Nevertheless, it seems that there is indeed a need for, or at least utility from, additional data to learn from (since, while there is a lot of data covering a lot of the concepts relevant for ARC, almost no data in the ARC-format exists). This would also allow to falsify the hypothesis that current (meta-)learning methodologies are insufficient (by scoring well on the ARC test set with solely current learning methodologies). Generating data is indeed something that people have been working on. However, it is not trivial at all: How can you semi-automatically create many ARC-like tasks that broadly cover the core knowledge priors and exhibit great diversity, but which are also ? Is there an upside from having annotated data, i.e. not only generated tasks, but also programs (in some DSL) that solve those tasks, such that more supervised program synthesis approaches as opposed to mere fully end-to-end approaches are also enabled?
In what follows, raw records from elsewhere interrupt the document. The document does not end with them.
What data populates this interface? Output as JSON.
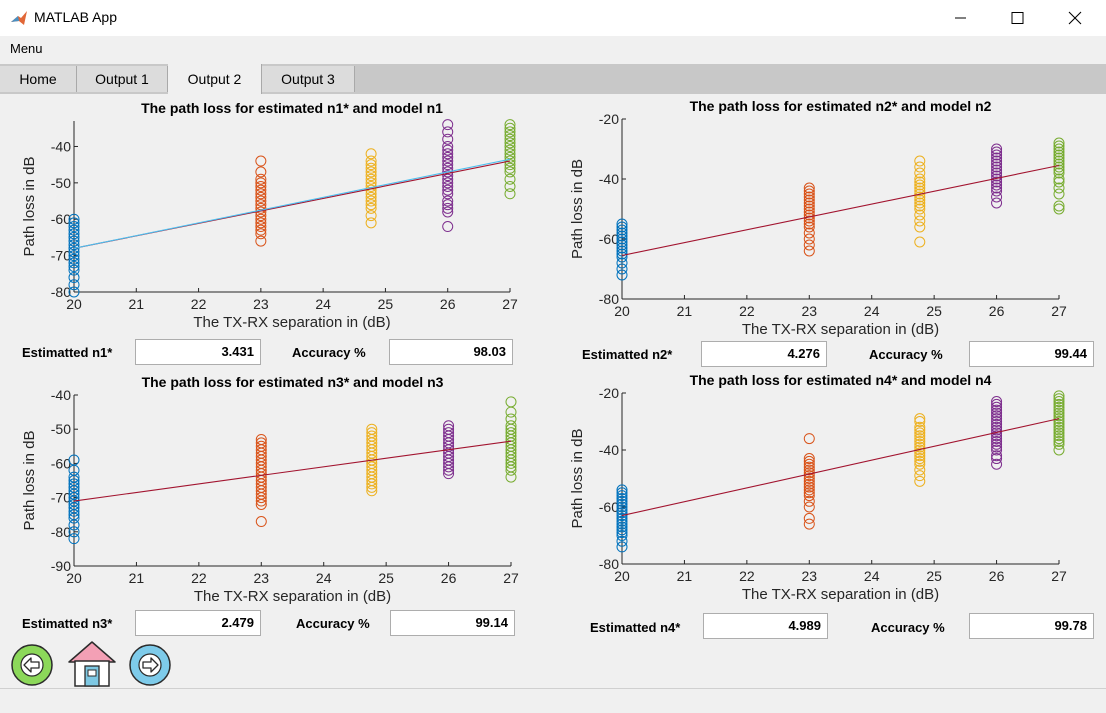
{
  "window": {
    "title": "MATLAB App"
  },
  "menu": {
    "label": "Menu"
  },
  "tabs": [
    {
      "label": "Home",
      "active": false
    },
    {
      "label": "Output 1",
      "active": false
    },
    {
      "label": "Output 2",
      "active": true
    },
    {
      "label": "Output 3",
      "active": false
    }
  ],
  "panels": [
    {
      "label": "Estimatted n1*",
      "value": "3.431",
      "accuracy_label": "Accuracy %",
      "accuracy": "98.03"
    },
    {
      "label": "Estimatted n2*",
      "value": "4.276",
      "accuracy_label": "Accuracy %",
      "accuracy": "99.44"
    },
    {
      "label": "Estimatted n3*",
      "value": "2.479",
      "accuracy_label": "Accuracy %",
      "accuracy": "99.14"
    },
    {
      "label": "Estimatted n4*",
      "value": "4.989",
      "accuracy_label": "Accuracy %",
      "accuracy": "99.78"
    }
  ],
  "colors": {
    "series": [
      "#0072bd",
      "#d95319",
      "#edb120",
      "#7e2f8e",
      "#77ac30"
    ],
    "model_line": "#a2142f",
    "estimate_line": "#4dbeee"
  },
  "nav": {
    "back_icon": "arrow-left-icon",
    "home_icon": "home-icon",
    "forward_icon": "arrow-right-icon"
  },
  "chart_data": [
    {
      "type": "scatter",
      "title": "The path loss for estimated n1* and model n1",
      "xlabel": "The TX-RX separation  in (dB)",
      "ylabel": "Path loss in dB",
      "xlim": [
        20,
        27
      ],
      "ylim": [
        -80,
        -33
      ],
      "xticks": [
        20,
        21,
        22,
        23,
        24,
        25,
        26,
        27
      ],
      "yticks": [
        -80,
        -70,
        -60,
        -50,
        -40
      ],
      "groups": [
        {
          "x": 20,
          "y": [
            -80,
            -78,
            -76,
            -74,
            -73,
            -72,
            -71,
            -70,
            -69,
            -68,
            -67,
            -66,
            -65,
            -64,
            -63,
            -62,
            -61,
            -60
          ]
        },
        {
          "x": 23,
          "y": [
            -66,
            -64,
            -63,
            -62,
            -61,
            -60,
            -59,
            -58,
            -57,
            -56,
            -55,
            -54,
            -53,
            -52,
            -51,
            -50,
            -49,
            -47,
            -44
          ]
        },
        {
          "x": 24.77,
          "y": [
            -61,
            -59,
            -57,
            -56,
            -55,
            -54,
            -53,
            -52,
            -51,
            -50,
            -49,
            -48,
            -47,
            -46,
            -45,
            -44,
            -42
          ]
        },
        {
          "x": 26,
          "y": [
            -62,
            -58,
            -57,
            -56,
            -55,
            -53,
            -52,
            -51,
            -50,
            -49,
            -48,
            -47,
            -46,
            -45,
            -44,
            -43,
            -42,
            -41,
            -40,
            -38,
            -36,
            -34
          ]
        },
        {
          "x": 27,
          "y": [
            -53,
            -51,
            -49,
            -47,
            -46,
            -45,
            -44,
            -43,
            -42,
            -41,
            -40,
            -39,
            -38,
            -37,
            -36,
            -35,
            -34
          ]
        }
      ],
      "lines": [
        {
          "role": "model",
          "x": [
            20,
            27
          ],
          "y": [
            -68,
            -44
          ]
        },
        {
          "role": "estimate",
          "x": [
            20,
            27
          ],
          "y": [
            -68,
            -43.5
          ]
        }
      ]
    },
    {
      "type": "scatter",
      "title": "The path loss for estimated n2* and model n2",
      "xlabel": "The TX-RX separation  in (dB)",
      "ylabel": "Path loss in dB",
      "xlim": [
        20,
        27
      ],
      "ylim": [
        -80,
        -20
      ],
      "xticks": [
        20,
        21,
        22,
        23,
        24,
        25,
        26,
        27
      ],
      "yticks": [
        -80,
        -60,
        -40,
        -20
      ],
      "groups": [
        {
          "x": 20,
          "y": [
            -72,
            -70,
            -68,
            -66,
            -65,
            -64,
            -63,
            -62,
            -61,
            -60,
            -59,
            -58,
            -57,
            -56,
            -55
          ]
        },
        {
          "x": 23,
          "y": [
            -64,
            -62,
            -60,
            -58,
            -56,
            -55,
            -54,
            -53,
            -52,
            -51,
            -50,
            -49,
            -48,
            -47,
            -46,
            -45,
            -44,
            -43
          ]
        },
        {
          "x": 24.77,
          "y": [
            -61,
            -56,
            -54,
            -52,
            -50,
            -49,
            -48,
            -47,
            -46,
            -45,
            -44,
            -43,
            -42,
            -41,
            -40,
            -38,
            -36,
            -34
          ]
        },
        {
          "x": 26,
          "y": [
            -48,
            -46,
            -44,
            -43,
            -42,
            -41,
            -40,
            -39,
            -38,
            -37,
            -36,
            -35,
            -34,
            -33,
            -32,
            -31,
            -30
          ]
        },
        {
          "x": 27,
          "y": [
            -50,
            -49,
            -45,
            -43,
            -41,
            -40,
            -38,
            -37,
            -36,
            -35,
            -34,
            -33,
            -32,
            -31,
            -30,
            -29,
            -28
          ]
        }
      ],
      "lines": [
        {
          "role": "model",
          "x": [
            20,
            27
          ],
          "y": [
            -65.5,
            -35.5
          ]
        }
      ]
    },
    {
      "type": "scatter",
      "title": "The path loss for estimated n3* and model n3",
      "xlabel": "The TX-RX separation  in (dB)",
      "ylabel": "Path loss in dB",
      "xlim": [
        20,
        27
      ],
      "ylim": [
        -90,
        -40
      ],
      "xticks": [
        20,
        21,
        22,
        23,
        24,
        25,
        26,
        27
      ],
      "yticks": [
        -90,
        -80,
        -70,
        -60,
        -50,
        -40
      ],
      "groups": [
        {
          "x": 20,
          "y": [
            -82,
            -80,
            -78,
            -76,
            -75,
            -74,
            -73,
            -72,
            -71,
            -70,
            -69,
            -68,
            -67,
            -66,
            -65,
            -64,
            -62,
            -59
          ]
        },
        {
          "x": 23,
          "y": [
            -77,
            -72,
            -71,
            -70,
            -69,
            -68,
            -67,
            -66,
            -65,
            -64,
            -63,
            -62,
            -61,
            -60,
            -59,
            -58,
            -57,
            -56,
            -55,
            -54,
            -53
          ]
        },
        {
          "x": 24.77,
          "y": [
            -68,
            -67,
            -66,
            -65,
            -64,
            -63,
            -62,
            -61,
            -60,
            -59,
            -58,
            -57,
            -56,
            -55,
            -54,
            -53,
            -52,
            -51,
            -50
          ]
        },
        {
          "x": 26,
          "y": [
            -63,
            -62,
            -61,
            -60,
            -59,
            -58,
            -57,
            -56,
            -55,
            -54,
            -53,
            -52,
            -51,
            -50,
            -49
          ]
        },
        {
          "x": 27,
          "y": [
            -64,
            -62,
            -61,
            -60,
            -59,
            -58,
            -57,
            -56,
            -55,
            -54,
            -53,
            -52,
            -51,
            -50,
            -49,
            -47,
            -45,
            -42
          ]
        }
      ],
      "lines": [
        {
          "role": "model",
          "x": [
            20,
            27
          ],
          "y": [
            -71,
            -53.5
          ]
        }
      ]
    },
    {
      "type": "scatter",
      "title": "The path loss for estimated n4* and model n4",
      "xlabel": "The TX-RX separation  in (dB)",
      "ylabel": "Path loss in dB",
      "xlim": [
        20,
        27
      ],
      "ylim": [
        -80,
        -20
      ],
      "xticks": [
        20,
        21,
        22,
        23,
        24,
        25,
        26,
        27
      ],
      "yticks": [
        -80,
        -60,
        -40,
        -20
      ],
      "groups": [
        {
          "x": 20,
          "y": [
            -74,
            -72,
            -70,
            -69,
            -68,
            -67,
            -66,
            -65,
            -64,
            -63,
            -62,
            -61,
            -60,
            -59,
            -58,
            -57,
            -56,
            -55,
            -54
          ]
        },
        {
          "x": 23,
          "y": [
            -66,
            -64,
            -60,
            -58,
            -56,
            -55,
            -54,
            -53,
            -52,
            -51,
            -50,
            -49,
            -48,
            -47,
            -46,
            -45,
            -44,
            -43,
            -36
          ]
        },
        {
          "x": 24.77,
          "y": [
            -51,
            -49,
            -47,
            -45,
            -44,
            -43,
            -42,
            -41,
            -40,
            -39,
            -38,
            -37,
            -36,
            -35,
            -34,
            -33,
            -32,
            -30,
            -29
          ]
        },
        {
          "x": 26,
          "y": [
            -45,
            -43,
            -42,
            -40,
            -39,
            -38,
            -37,
            -36,
            -35,
            -34,
            -33,
            -32,
            -31,
            -30,
            -29,
            -28,
            -27,
            -26,
            -25,
            -24,
            -23
          ]
        },
        {
          "x": 27,
          "y": [
            -40,
            -38,
            -37,
            -36,
            -35,
            -34,
            -33,
            -32,
            -31,
            -30,
            -29,
            -28,
            -27,
            -26,
            -25,
            -24,
            -23,
            -22,
            -21
          ]
        }
      ],
      "lines": [
        {
          "role": "model",
          "x": [
            20,
            27
          ],
          "y": [
            -63,
            -29
          ]
        }
      ]
    }
  ]
}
To also foster the other side: How could one systematically assess the quality of coded-up prior knowledge? Naively, one may think that one way could be to define quality metrics for a Domain-Specific Language, e.g. how slim and generic it is, and how short the programs are that solve particular ARC tasks which it enables (since the size of the DSL and the size of the solution programs obviously greatly influence the space of possibilities over which one has to do program search/synthesis). However, such a notion, while potentially useful, would of course be very limited, since there is a lot of knowledge that may not be captured by an ordinary DSL, e.g. meta-knowledge about how to use DSL primitives (i.e. a mapping from properties of an ARC tasks to which subset of a DSL would be relevant, or how DSL primitives interplay in the first place, etc.).
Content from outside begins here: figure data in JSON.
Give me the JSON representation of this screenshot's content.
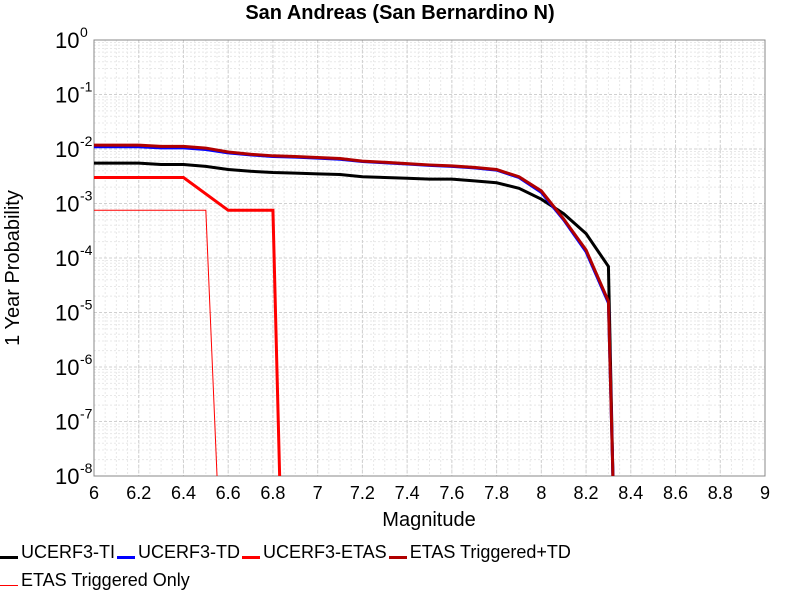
{
  "chart_data": {
    "type": "line",
    "title": "San Andreas (San Bernardino N)",
    "xlabel": "Magnitude",
    "ylabel": "1 Year Probability",
    "x_ticks": [
      "6",
      "6.2",
      "6.4",
      "6.6",
      "6.8",
      "7",
      "7.2",
      "7.4",
      "7.6",
      "7.8",
      "8",
      "8.2",
      "8.4",
      "8.6",
      "8.8",
      "9"
    ],
    "y_ticks": [
      {
        "base": "10",
        "exp": "-8"
      },
      {
        "base": "10",
        "exp": "-7"
      },
      {
        "base": "10",
        "exp": "-6"
      },
      {
        "base": "10",
        "exp": "-5"
      },
      {
        "base": "10",
        "exp": "-4"
      },
      {
        "base": "10",
        "exp": "-3"
      },
      {
        "base": "10",
        "exp": "-2"
      },
      {
        "base": "10",
        "exp": "-1"
      },
      {
        "base": "10",
        "exp": "0"
      }
    ],
    "xlim": [
      6,
      9
    ],
    "ylim": [
      1e-08,
      1
    ],
    "yscale": "log",
    "grid": true,
    "legend_position": "bottom",
    "series": [
      {
        "name": "UCERF3-TI",
        "color": "#000000",
        "width": 3,
        "x": [
          6.0,
          6.1,
          6.2,
          6.3,
          6.4,
          6.5,
          6.6,
          6.7,
          6.8,
          6.9,
          7.0,
          7.1,
          7.2,
          7.3,
          7.4,
          7.5,
          7.6,
          7.7,
          7.8,
          7.9,
          8.0,
          8.1,
          8.2,
          8.3,
          8.32
        ],
        "y": [
          0.0055,
          0.0055,
          0.0055,
          0.0052,
          0.0052,
          0.0048,
          0.0042,
          0.0039,
          0.0037,
          0.0036,
          0.0035,
          0.0034,
          0.0031,
          0.003,
          0.0029,
          0.0028,
          0.0028,
          0.0026,
          0.0024,
          0.0019,
          0.0012,
          0.00065,
          0.00028,
          7e-05,
          1e-08
        ]
      },
      {
        "name": "UCERF3-TD",
        "color": "#0000ff",
        "width": 3,
        "x": [
          6.0,
          6.1,
          6.2,
          6.3,
          6.4,
          6.5,
          6.6,
          6.7,
          6.8,
          6.9,
          7.0,
          7.1,
          7.2,
          7.3,
          7.4,
          7.5,
          7.6,
          7.7,
          7.8,
          7.9,
          8.0,
          8.1,
          8.2,
          8.3,
          8.32
        ],
        "y": [
          0.011,
          0.011,
          0.011,
          0.0105,
          0.0105,
          0.0098,
          0.0085,
          0.0078,
          0.0073,
          0.0071,
          0.0068,
          0.0065,
          0.0059,
          0.0056,
          0.0053,
          0.005,
          0.0048,
          0.0045,
          0.0041,
          0.003,
          0.0016,
          0.0005,
          0.00013,
          1.5e-05,
          1e-08
        ]
      },
      {
        "name": "UCERF3-ETAS",
        "color": "#ff0000",
        "width": 3,
        "x": [
          6.0,
          6.4,
          6.6,
          6.8,
          6.83
        ],
        "y": [
          0.003,
          0.003,
          0.00075,
          0.00075,
          1e-08
        ]
      },
      {
        "name": "ETAS Triggered+TD",
        "color": "#b00000",
        "width": 3,
        "x": [
          6.0,
          6.1,
          6.2,
          6.3,
          6.4,
          6.5,
          6.6,
          6.7,
          6.8,
          6.9,
          7.0,
          7.1,
          7.2,
          7.3,
          7.4,
          7.5,
          7.6,
          7.7,
          7.8,
          7.9,
          8.0,
          8.1,
          8.2,
          8.3,
          8.32
        ],
        "y": [
          0.0118,
          0.0118,
          0.0118,
          0.0112,
          0.0112,
          0.0104,
          0.0088,
          0.008,
          0.0075,
          0.0073,
          0.007,
          0.0067,
          0.006,
          0.0057,
          0.0054,
          0.0051,
          0.0049,
          0.0046,
          0.0042,
          0.0031,
          0.0017,
          0.00052,
          0.00014,
          1.6e-05,
          1e-08
        ]
      },
      {
        "name": "ETAS Triggered Only",
        "color": "#ff0000",
        "width": 1,
        "x": [
          6.0,
          6.5,
          6.55
        ],
        "y": [
          0.00075,
          0.00075,
          1e-08
        ]
      }
    ]
  }
}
Those are the two main ways of trying to make progress on ARC. To what degree has the potential of fully hardcoded systems already been exhausted? How far can we get with pure end-to-end learning approaches? Can we bridge the gap between the two? Maybe creating additional ARC-like data and augmenting it with information like programs in a DSL, natural language descriptions, etc. is crucial for hybrid approaches (like supervised program synthesis). Or have we perhaps not looked hard enough in the right places to this day?